新生農委 農委機構と中間機構の連携 静岡県 農業会議・農業公社

 日本一の茶どころ、静岡県。茶園面積とその収穫量はともに全国の40%以上を占める。だが、茶園の多くは機械の利用が困難な傾斜地にある上、高齢化や近年の茶価の低迷で管理を放棄する農家が増え、茶園の遊休農地は年々、増加傾向にある。そのため担い手への茶園の集積や面的な集約化が喫緊の課題だ。
 4月に施行された改正農業委員会法で、担い手への農地集積・集約化は農業委員会の重点業務になった。この業務を軌道に乗せるには2014年に創設された「農地中間管理機構」との連携が一つのカギだ。
 同県管内の農業委員会の活動をサポートする農業委員会ネットワーク機構(静岡県農業会議、黒田淳之助会長)と農地中間管理機構(静岡県農業振興公社、大谷徳生理事長)は事務所をワンフロア化している。
 「日常的に情報交換ができる上、農業委員会にも必要な情報をすぐに提供できる」とそのメリットを強調する農業会議の塚本均事務局長。一方、中間機構の水口長八事務局長も「農地制度に精通した農業会議職員が近くにいて助かる。事業の推進上でも農業委員会と話がしやすい」と話す。
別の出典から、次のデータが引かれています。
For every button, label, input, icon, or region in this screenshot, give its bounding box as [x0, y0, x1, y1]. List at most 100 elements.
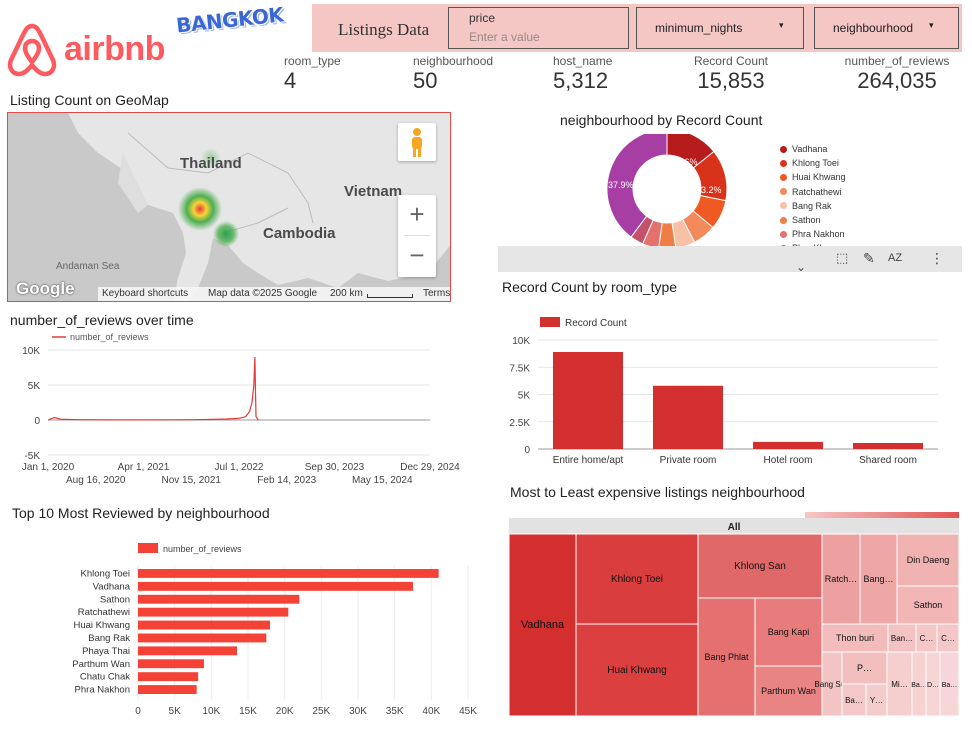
dropdown-label: minimum_nights: [655, 21, 743, 35]
x-tick-label: 20K: [276, 706, 294, 717]
price-filter[interactable]: price: [448, 7, 629, 49]
top10-bar-chart[interactable]: number_of_reviews 0 5K 10K 15K 20K 25K 30K 35K 40…: [6, 535, 486, 725]
donut-legend: Vadhana Khlong Toei Huai Khwang Ratchathewi…: [780, 142, 850, 256]
legend-item[interactable]: Vadhana: [780, 142, 850, 156]
airbnb-mark-icon: [7, 23, 57, 77]
legend-item[interactable]: Sathon: [780, 213, 850, 227]
treemap-cell-label: D…: [927, 682, 939, 689]
scorecard-value: 4: [284, 68, 297, 93]
terms-link[interactable]: Terms: [423, 288, 450, 299]
y-tick-label: Chatu Chak: [80, 672, 130, 683]
scorecard-value: 15,853: [697, 68, 765, 93]
zoom-out-icon[interactable]: −: [398, 236, 436, 276]
edit-icon[interactable]: ✎: [863, 250, 875, 267]
y-tick-label: Khlong Toei: [81, 569, 130, 580]
legend-dot: [780, 202, 787, 210]
legend-label: number_of_reviews: [70, 332, 149, 342]
filter-title: Listings Data: [338, 20, 430, 39]
zoom-control: + −: [398, 195, 436, 277]
treemap-cell-label: Khlong Toei: [611, 574, 663, 585]
x-tick-label: 25K: [312, 706, 330, 717]
legend-item[interactable]: Khlong Toei: [780, 156, 850, 170]
x-tick-label: Sep 30, 2023: [305, 462, 365, 473]
y-tick-label: 10K: [22, 346, 40, 357]
treemap-root-label: All: [728, 522, 741, 533]
treemap-cell-label: Ban…: [891, 634, 913, 643]
treemap-cell-label: Mi…: [891, 680, 907, 689]
legend-item[interactable]: Phra Nakhon: [780, 227, 850, 241]
y-tick-label: 10K: [512, 336, 530, 347]
y-tick-label: Ratchathewi: [78, 607, 130, 618]
reviews-line-chart[interactable]: number_of_reviews 10K 5K 0 -5KJan 1, 2020 Apr…: [6, 326, 466, 490]
treemap-cell-label: Thon buri: [836, 633, 874, 643]
bar: [753, 441, 823, 449]
bar: [138, 633, 267, 643]
map-scale-label: 200 km: [330, 288, 363, 299]
treemap-cell-label: P…: [857, 663, 872, 673]
scorecard-neighbourhood: neighbourhood 50: [413, 54, 493, 94]
treemap-cell-label: Ba…: [911, 682, 927, 689]
x-tick-label: Private room: [660, 455, 717, 466]
caret-down-icon: ▾: [779, 20, 784, 30]
treemap-cell-label: Bang…: [863, 574, 893, 584]
treemap-cell-label: Huai Khwang: [607, 665, 666, 676]
geo-map[interactable]: Thailand Vietnam Cambodia Andaman Sea + …: [7, 112, 451, 302]
bar: [138, 672, 199, 682]
more-icon[interactable]: ⋮: [930, 250, 944, 267]
treemap-cell-label: Din Daeng: [907, 555, 950, 565]
room-type-bar-chart[interactable]: Record Count 0 2.5K 5K 7.5K 10K Entire home/ap…: [498, 308, 948, 468]
legend-dot: [780, 145, 787, 153]
bar: [853, 443, 923, 449]
treemap-cell-label: C…: [920, 634, 934, 643]
scorecard-label: room_type: [284, 54, 341, 68]
neighbourhood-dropdown[interactable]: neighbourhood ▾: [814, 7, 959, 49]
room-type-title: Record Count by room_type: [502, 279, 678, 295]
x-tick-label: Aug 16, 2020: [66, 475, 126, 486]
caret-down-icon: ▾: [929, 20, 934, 30]
keyboard-shortcuts-link[interactable]: Keyboard shortcuts: [102, 288, 188, 299]
legend-label: Huai Khwang: [792, 172, 846, 183]
zoom-in-icon[interactable]: +: [398, 195, 436, 235]
y-tick-label: Bang Rak: [88, 633, 130, 644]
map-data-attribution: Map data ©2025 Google: [208, 288, 318, 299]
sort-icon[interactable]: AZ: [888, 252, 902, 264]
map-canvas[interactable]: [8, 113, 451, 302]
legend-label: Record Count: [565, 318, 627, 329]
treemap-cell-label: Parthum Wan: [761, 686, 816, 696]
select-icon[interactable]: ⬚: [836, 250, 848, 266]
y-tick-label: Phra Nakhon: [75, 685, 130, 696]
map-label-andaman-sea: Andaman Sea: [56, 261, 120, 272]
bar: [138, 581, 413, 591]
dropdown-label: neighbourhood: [833, 21, 914, 35]
x-tick-label: Jul 1, 2022: [215, 462, 264, 473]
treemap-title: Most to Least expensive listings neighbo…: [510, 484, 805, 500]
heatmap-pattaya: [213, 221, 239, 247]
x-tick-label: Nov 15, 2021: [162, 475, 222, 486]
bar: [138, 620, 270, 630]
legend-item[interactable]: Ratchathewi: [780, 185, 850, 199]
google-logo[interactable]: Google: [16, 279, 75, 299]
scorecard-label: host_name: [553, 54, 613, 68]
scorecard-label: neighbourhood: [413, 54, 494, 68]
x-tick-label: 40K: [422, 706, 440, 717]
x-tick-label: May 15, 2024: [352, 475, 413, 486]
slice-label-other: 37.9%: [608, 180, 634, 190]
bar: [138, 659, 204, 669]
map-scale-bar: [367, 294, 413, 298]
legend-dot: [780, 188, 787, 196]
legend-item[interactable]: Huai Khwang: [780, 170, 850, 184]
logo-text: airbnb: [64, 30, 165, 68]
map-label-vietnam: Vietnam: [344, 183, 403, 200]
scorecard-value: 264,035: [857, 68, 937, 93]
legend-item[interactable]: Bang Rak: [780, 199, 850, 213]
y-tick-label: Vadhana: [93, 581, 131, 592]
y-tick-label: 2.5K: [509, 418, 530, 429]
treemap-chart[interactable]: All Vadhana Khlong Toei Huai Khwang Khlong S…: [509, 518, 959, 718]
treemap-cell-label: Ba…: [942, 682, 958, 689]
chevron-down-icon[interactable]: ⌄: [796, 260, 806, 274]
minimum-nights-dropdown[interactable]: minimum_nights ▾: [636, 7, 804, 49]
y-tick-label: 7.5K: [509, 363, 530, 374]
price-input[interactable]: [469, 30, 619, 44]
x-tick-label: 30K: [349, 706, 367, 717]
pegman-icon[interactable]: [398, 123, 436, 161]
 農業会議主催の農業委員や事務局職員の研修会では、中間機構の職員と連携して農地中間管理事業の周知や現場への協力依頼に努めてきた。中間機構は東・中・西部の3カ所に現場駐在の指導専門員を置くが、農業委員が一緒になって実績を出す地区もある。
 森町の中川上地区では基盤整備が実施済みの優良茶園を地域ぐるみで守るため、担い手に集積を図り遊休農地の発生防止策を講じようと「中川上地区茶園集積検討会」を発足。メンバーは担い手、地権者代表、農業委員、JA関係者など12人だ。検討会を通じて地区内27.2ヘクタールを対象に貸し付け希望農地の募集を行い、その配分や契約期間の調整を進めた。その結果、6.1ヘクタール(地権者33人、76筆)の農地を中間機構に貸し付けて8人の担い手へ集積した。
 島田市では、大規模農業生産法人が中間機構を通じて遊休化した茶園を借り受け基盤整備を進めているが、農業委員がコーディネーター役で活躍している。
 「乗用機械が入らない傾斜地の遊休農地の受け手はなかなか見つからない。遊休農地の予備軍も含めて広く貸し付け希望農地を募集するなど、これ以上遊休農地を増やさない対策に力を入れたい」と水口事務局長は前向きな姿勢をみせる。